Number  Octal Permission Representation
0   No permission
1   Execute permission
2   Write permission
3   Execute and write permission: 1 (execute) + 2 (write) = 3
4   Read permission
5   Read and execute permission: 4 (read) + 1 (execute) = 5
6   Read and write permission: 4 (read) + 2 (write) = 6
7   All permissions: 4 (read) + 2 (write) + 1 (execute) = 7

ИМО нужно учитывать:

• Вы доверяете процессу, который читает ваши файлы? например. PHP?

Предположим, у вас есть сервер, на котором различные данные находятся под тестом пользователя.

Там у «тестового» пользователя есть:

• его данные в $HOMEDIR
• его почта в $MAIL
• его данные для сети в /var/www/test

Теперь давайте подумаем о:

• веб-приложение работает под testпользователем (PHP-FPM) - оно может удалить любой из его файлов!
• веб-приложение работает в testгруппе (PHP-FPM) - оно может удалить любой из своих файлов, где в каталоге указано «w» для группы, и может изменить любой файл, в котором есть «r» для группы; и он все еще может их прочитать - например, ваши ssh-ключи!

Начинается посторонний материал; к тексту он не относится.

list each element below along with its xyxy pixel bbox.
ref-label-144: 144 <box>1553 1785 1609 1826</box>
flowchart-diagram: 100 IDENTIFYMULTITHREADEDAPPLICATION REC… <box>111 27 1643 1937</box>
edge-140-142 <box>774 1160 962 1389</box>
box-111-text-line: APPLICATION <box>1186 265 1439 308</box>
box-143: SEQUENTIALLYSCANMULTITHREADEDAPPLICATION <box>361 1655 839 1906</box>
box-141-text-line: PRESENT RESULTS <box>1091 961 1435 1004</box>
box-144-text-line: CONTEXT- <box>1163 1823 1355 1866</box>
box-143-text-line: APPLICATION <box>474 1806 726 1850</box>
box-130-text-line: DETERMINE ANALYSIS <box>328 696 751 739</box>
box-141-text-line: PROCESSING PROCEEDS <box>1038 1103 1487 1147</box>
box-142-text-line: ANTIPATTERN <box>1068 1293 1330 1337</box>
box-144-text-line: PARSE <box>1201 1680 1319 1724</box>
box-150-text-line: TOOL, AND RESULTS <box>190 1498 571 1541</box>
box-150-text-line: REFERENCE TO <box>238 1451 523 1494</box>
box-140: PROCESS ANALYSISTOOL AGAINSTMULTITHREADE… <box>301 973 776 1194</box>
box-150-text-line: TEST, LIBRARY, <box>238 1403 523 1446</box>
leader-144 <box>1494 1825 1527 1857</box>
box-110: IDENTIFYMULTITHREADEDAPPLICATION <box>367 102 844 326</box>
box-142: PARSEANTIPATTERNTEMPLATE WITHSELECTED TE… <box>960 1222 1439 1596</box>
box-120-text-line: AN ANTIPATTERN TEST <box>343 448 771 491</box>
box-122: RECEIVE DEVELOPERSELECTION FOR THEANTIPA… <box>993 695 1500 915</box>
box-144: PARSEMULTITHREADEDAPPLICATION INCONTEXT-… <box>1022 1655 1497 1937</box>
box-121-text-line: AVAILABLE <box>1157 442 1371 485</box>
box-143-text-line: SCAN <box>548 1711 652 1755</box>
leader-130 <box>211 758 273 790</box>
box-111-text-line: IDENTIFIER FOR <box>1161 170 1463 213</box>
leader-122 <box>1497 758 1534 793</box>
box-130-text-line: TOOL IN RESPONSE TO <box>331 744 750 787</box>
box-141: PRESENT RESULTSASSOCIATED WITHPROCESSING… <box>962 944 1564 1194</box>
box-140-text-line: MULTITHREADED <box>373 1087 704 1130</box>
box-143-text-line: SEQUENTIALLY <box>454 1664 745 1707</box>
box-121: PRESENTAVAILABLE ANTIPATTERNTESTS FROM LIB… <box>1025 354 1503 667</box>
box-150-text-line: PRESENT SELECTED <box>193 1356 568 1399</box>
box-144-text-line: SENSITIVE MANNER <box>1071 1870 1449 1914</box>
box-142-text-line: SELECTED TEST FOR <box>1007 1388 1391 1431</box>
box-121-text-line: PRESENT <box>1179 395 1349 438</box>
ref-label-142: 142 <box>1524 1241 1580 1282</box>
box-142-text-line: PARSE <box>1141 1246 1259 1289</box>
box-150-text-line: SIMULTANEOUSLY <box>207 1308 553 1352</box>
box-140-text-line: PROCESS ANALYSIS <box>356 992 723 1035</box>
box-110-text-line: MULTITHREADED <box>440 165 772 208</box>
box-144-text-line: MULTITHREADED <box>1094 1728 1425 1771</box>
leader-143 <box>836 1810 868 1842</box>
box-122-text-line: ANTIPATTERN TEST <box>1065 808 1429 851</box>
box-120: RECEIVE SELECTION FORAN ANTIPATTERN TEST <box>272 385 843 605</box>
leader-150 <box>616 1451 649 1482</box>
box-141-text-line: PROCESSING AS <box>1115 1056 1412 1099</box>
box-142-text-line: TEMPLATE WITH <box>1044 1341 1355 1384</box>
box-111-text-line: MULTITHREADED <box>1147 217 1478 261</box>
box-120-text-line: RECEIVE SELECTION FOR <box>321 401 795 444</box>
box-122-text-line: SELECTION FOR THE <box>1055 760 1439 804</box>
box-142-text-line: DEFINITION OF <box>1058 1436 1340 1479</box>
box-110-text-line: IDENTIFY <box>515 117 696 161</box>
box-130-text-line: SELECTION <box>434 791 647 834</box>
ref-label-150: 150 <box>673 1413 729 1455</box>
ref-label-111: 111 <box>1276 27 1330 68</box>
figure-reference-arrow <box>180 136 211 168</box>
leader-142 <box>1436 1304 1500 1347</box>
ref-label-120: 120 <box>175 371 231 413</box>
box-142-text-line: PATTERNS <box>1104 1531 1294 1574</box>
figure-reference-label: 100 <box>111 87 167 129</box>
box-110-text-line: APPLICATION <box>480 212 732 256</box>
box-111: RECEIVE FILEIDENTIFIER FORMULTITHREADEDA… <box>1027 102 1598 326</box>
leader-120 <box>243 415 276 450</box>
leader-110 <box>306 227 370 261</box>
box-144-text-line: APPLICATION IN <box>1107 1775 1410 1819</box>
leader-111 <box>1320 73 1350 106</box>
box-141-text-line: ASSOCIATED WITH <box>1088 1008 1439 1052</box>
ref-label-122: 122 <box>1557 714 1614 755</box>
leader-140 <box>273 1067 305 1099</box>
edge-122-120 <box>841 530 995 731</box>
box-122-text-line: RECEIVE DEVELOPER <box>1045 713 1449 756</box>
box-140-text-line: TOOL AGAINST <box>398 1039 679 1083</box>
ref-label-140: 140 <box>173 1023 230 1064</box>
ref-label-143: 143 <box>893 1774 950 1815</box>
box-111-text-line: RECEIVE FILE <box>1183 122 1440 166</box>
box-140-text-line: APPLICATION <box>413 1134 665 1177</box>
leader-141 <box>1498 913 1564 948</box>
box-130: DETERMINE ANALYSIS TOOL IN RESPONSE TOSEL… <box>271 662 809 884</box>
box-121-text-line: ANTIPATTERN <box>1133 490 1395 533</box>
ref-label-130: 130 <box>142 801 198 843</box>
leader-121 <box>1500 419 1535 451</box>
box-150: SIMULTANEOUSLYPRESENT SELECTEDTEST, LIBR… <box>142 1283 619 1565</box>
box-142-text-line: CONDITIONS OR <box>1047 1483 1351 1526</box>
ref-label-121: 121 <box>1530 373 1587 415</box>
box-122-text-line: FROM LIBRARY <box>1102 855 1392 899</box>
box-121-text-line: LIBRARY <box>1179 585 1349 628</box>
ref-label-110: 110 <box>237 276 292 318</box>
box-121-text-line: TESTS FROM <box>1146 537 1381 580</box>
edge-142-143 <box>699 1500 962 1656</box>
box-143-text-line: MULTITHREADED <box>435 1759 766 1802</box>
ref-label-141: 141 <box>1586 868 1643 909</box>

Давайте предположим, что PHP глючит, и вы доверяете ему open_basedir? Есть ли у вас chrootпроцесс PHP? Что вы не делаете, хотите, чтобы он сканировал всю файловую систему?

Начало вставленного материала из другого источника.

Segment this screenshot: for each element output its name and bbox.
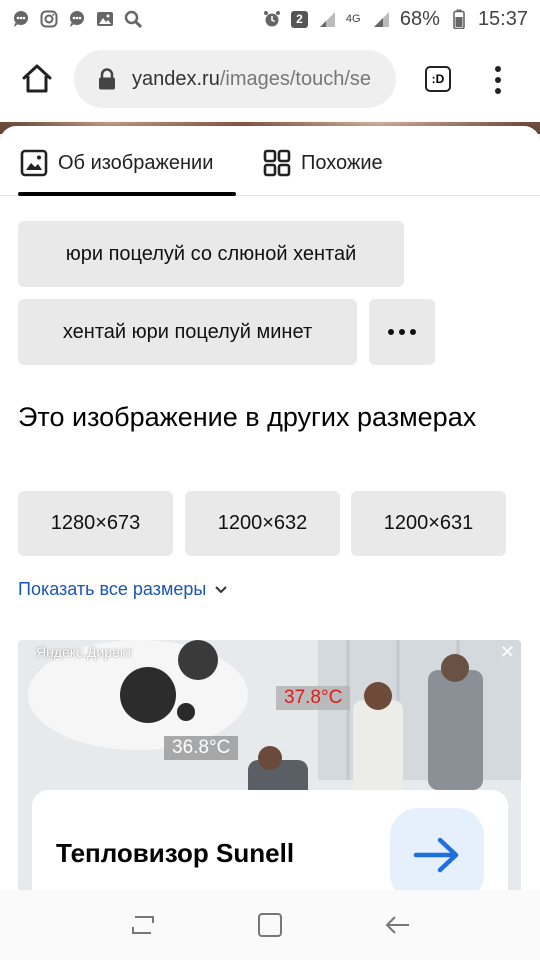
home-nav-button[interactable] <box>250 905 290 945</box>
status-left-icons <box>12 10 142 28</box>
tab-about-image[interactable]: Об изображении <box>20 146 213 180</box>
url-host: yandex.ru <box>132 67 220 90</box>
url-text: yandex.ru/images/touch/se <box>132 68 371 91</box>
home-icon <box>22 64 52 93</box>
more-icon <box>388 329 416 335</box>
menu-dot <box>495 66 501 72</box>
battery-percent: 68% <box>399 7 440 30</box>
search-icon <box>124 10 142 28</box>
signal-icon <box>372 10 390 28</box>
arrow-right-icon <box>413 837 459 873</box>
alarm-icon <box>263 10 281 28</box>
menu-dot <box>495 88 501 94</box>
chat-bubble-icon <box>12 10 30 28</box>
temperature-label: 36.8°C <box>164 736 239 760</box>
menu-dot <box>495 77 501 83</box>
status-right-icons: 2 4G 68% 15:37 <box>263 8 528 31</box>
home-button[interactable] <box>18 60 56 98</box>
related-query-chip[interactable]: юри поцелуй со слюной хентай <box>18 221 404 287</box>
ad-go-button[interactable] <box>390 808 484 890</box>
chat-bubble-icon <box>68 10 86 28</box>
image-icon <box>20 149 48 177</box>
ad-banner[interactable]: Яндекс.Директ ✕ 37.8°C 36.8°C Тепловизор… <box>18 640 521 890</box>
sim-2-icon: 2 <box>290 10 308 28</box>
url-path: /images/touch/se <box>219 67 372 90</box>
close-icon[interactable]: ✕ <box>500 642 515 663</box>
back-arrow-icon <box>385 916 409 934</box>
home-square-icon <box>257 913 282 937</box>
instagram-icon <box>40 10 58 28</box>
image-icon <box>96 10 114 28</box>
recent-apps-button[interactable] <box>123 905 163 945</box>
clock: 15:37 <box>477 7 528 30</box>
tab-similar[interactable]: Похожие <box>263 146 383 180</box>
more-queries-button[interactable] <box>369 299 435 365</box>
ad-title: Тепловизор Sunell <box>56 838 295 868</box>
tab-label: Об изображении <box>58 151 214 174</box>
active-tab-indicator <box>18 192 236 196</box>
tab-switcher-button[interactable]: :D <box>425 66 451 92</box>
browser-toolbar: yandex.ru/images/touch/se :D <box>0 38 540 122</box>
status-bar: 2 4G 68% 15:37 <box>0 0 540 38</box>
show-all-sizes-link[interactable]: Показать все размеры <box>18 579 228 600</box>
size-option[interactable]: 1280×673 <box>18 491 173 556</box>
browser-menu-button[interactable] <box>490 62 506 98</box>
image-info-sheet: Об изображении Похожие юри поцелуй со сл… <box>0 126 540 890</box>
ad-source-label: Яндекс.Директ <box>36 644 133 660</box>
sheet-tabs: Об изображении Похожие <box>0 126 540 196</box>
android-nav-bar <box>0 890 540 960</box>
address-bar[interactable]: yandex.ru/images/touch/se <box>74 50 396 108</box>
show-all-label: Показать все размеры <box>18 579 207 599</box>
back-button[interactable] <box>377 905 417 945</box>
signal-icon <box>318 10 336 28</box>
size-option[interactable]: 1200×631 <box>351 491 506 556</box>
lock-icon <box>99 68 115 90</box>
network-type: 4G <box>345 12 361 25</box>
recent-apps-icon <box>132 916 155 934</box>
related-query-chip[interactable]: хентай юри поцелуй минет <box>18 299 357 365</box>
ad-card[interactable]: Тепловизор Sunell <box>32 790 508 890</box>
size-option[interactable]: 1200×632 <box>185 491 340 556</box>
temperature-label: 37.8°C <box>276 686 351 710</box>
grid-icon <box>263 149 291 177</box>
chevron-down-icon <box>215 585 228 593</box>
tab-label: Похожие <box>301 151 383 174</box>
battery-icon <box>450 9 468 29</box>
other-sizes-heading: Это изображение в других размерах <box>18 402 477 432</box>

Процесс вашего веб-приложения, например. PHP-FPM, то должен:

• быть ограниченным определенным путем через chroot
• не должен запускаться с правами основного пользователя или основной группы владельца данных

Таким образом, вы можете сделать:

• тестовый пользователь: test:test
• тестовый пользователь находится во вторичной группе, например. test-www
• веб-приложение (PHP-FPM) работает под test-www:test-www
• Тестовый пользователь, если он хочет, чтобы веб-приложение могло читать его файлы, сделает: chmod u=rwX,g=rX,o= /var/www/test/public
• Тестовый пользователь, если он хочет, чтобы веб-приложение могло записывать его путь к веб-данным: chmod u=rwX,g=rwXs,o= /var/www/test/public/upload (таким образом, приложение создаст новые файлы как: test-www:test-www- у него будет группа test-www из-за setgid в каталоге!)

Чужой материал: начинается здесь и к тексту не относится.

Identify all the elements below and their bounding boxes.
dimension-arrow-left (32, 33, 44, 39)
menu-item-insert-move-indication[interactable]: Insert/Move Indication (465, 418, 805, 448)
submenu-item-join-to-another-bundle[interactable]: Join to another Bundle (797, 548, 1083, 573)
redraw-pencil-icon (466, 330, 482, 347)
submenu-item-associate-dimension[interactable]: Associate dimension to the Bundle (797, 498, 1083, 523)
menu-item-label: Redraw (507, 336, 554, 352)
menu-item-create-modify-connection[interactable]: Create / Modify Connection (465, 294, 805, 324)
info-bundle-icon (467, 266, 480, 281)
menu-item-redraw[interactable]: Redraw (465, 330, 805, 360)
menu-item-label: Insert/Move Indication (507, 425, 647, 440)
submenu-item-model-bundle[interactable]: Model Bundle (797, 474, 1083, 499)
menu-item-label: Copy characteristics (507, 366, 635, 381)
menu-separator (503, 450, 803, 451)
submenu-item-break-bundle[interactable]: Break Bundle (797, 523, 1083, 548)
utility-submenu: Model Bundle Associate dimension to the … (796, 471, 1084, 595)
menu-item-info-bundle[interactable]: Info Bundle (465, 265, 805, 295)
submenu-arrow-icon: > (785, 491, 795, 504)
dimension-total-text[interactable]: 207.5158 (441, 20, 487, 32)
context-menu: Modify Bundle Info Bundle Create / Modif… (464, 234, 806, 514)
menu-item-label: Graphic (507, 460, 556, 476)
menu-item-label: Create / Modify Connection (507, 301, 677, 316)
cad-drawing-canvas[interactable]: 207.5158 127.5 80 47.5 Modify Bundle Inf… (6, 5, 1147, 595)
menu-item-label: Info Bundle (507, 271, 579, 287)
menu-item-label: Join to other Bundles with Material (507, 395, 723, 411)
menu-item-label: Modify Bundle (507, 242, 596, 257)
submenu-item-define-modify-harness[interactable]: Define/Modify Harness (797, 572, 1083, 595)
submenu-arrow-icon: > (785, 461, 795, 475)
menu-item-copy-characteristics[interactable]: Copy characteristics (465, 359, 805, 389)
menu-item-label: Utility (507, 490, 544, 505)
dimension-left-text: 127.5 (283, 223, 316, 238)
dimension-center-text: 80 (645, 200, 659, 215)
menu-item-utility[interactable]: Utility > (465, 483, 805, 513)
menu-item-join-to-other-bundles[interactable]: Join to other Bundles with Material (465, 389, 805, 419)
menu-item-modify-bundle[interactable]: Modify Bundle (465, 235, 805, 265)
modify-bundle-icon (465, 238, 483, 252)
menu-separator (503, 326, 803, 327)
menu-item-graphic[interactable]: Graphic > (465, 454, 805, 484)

Таким образом, если процесс веб-приложения будет фальшивым, он будет просто читать определенные файлы, которые будут иметь групповое чтение, и он сможет записывать uploadтолько в каталог. Я настоятельно рекомендую иметь эту директорию uploadв файловой системе с noexec,nodev,nosuid mountпараметрами и иметь постоянный мониторинг любых новых файлов bizzare в этом каталоге, а также следить за любыми новыми процессами под test-wwwuid.

В Linux можно использовать ACL для лучшей настройки разрешений. Если более чем один человек должен загружать веб-данные, было бы лучше отделить учетную запись человека от учетной записи, используемой для загрузки файлов веб-данных, т.е. создать новую учетную запись, например. test-uploadи тестовый пользователь будет управлять ssh-ключами, чтобы ограничить, какой человек может использовать ssh / sftp. sshd_configзнает ExposeAuthInfoпараметры, поэтому он может быть настроен на запись, какой ключ ssh использовался для загрузки данных.

Я действительно сомневаюсь, что большинство служб веб-хостинга заботятся о разделении привилегий, когда они пишут «безопасно» без какой-либо информации о том, что вы получаете, я бы сказал, что они лгут.